Diversi anni fa ho letto il libro Outlaw Ocean [Oceani fuorilegge, ndr] di Ian Urbina, che tratta il tema delle attività criminali ed extralegali in acque internazionali, come la pesca non autorizzata, la schiavitù e la violenza subita dal personale. Mi sono interessata all’argomento facendo ricerca e reperendo materiale, e quando la Fondazione Carmignac ha annunciato che proprio questo tema sarebbe stato il focus della 15ª edizione del Carmignac Photojournalism Award, ho presentato la mia candidatura.

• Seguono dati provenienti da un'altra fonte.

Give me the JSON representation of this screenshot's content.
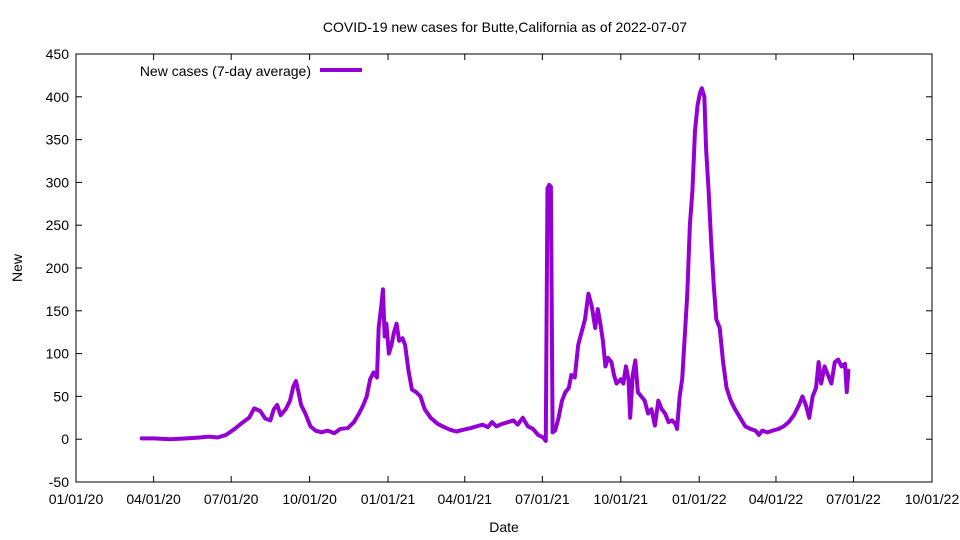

Durante le ricerche preliminari al progetto, mi sono resa conto di quanto sia complesso il problema dell’overfishing e di quanto sia devastante il suo impatto sul nostro pianeta. La storia che ho voluto esplorare con Overfishing in Southeast Asia si concentra proprio sulla complessità di questa tematica e su come noi, in quanto consumatori, spesso contribuiamo inconsapevolmente ad alimentarne le drammatiche conseguenze.
Come ti sei mossa sul campo per produrre questo lavoro?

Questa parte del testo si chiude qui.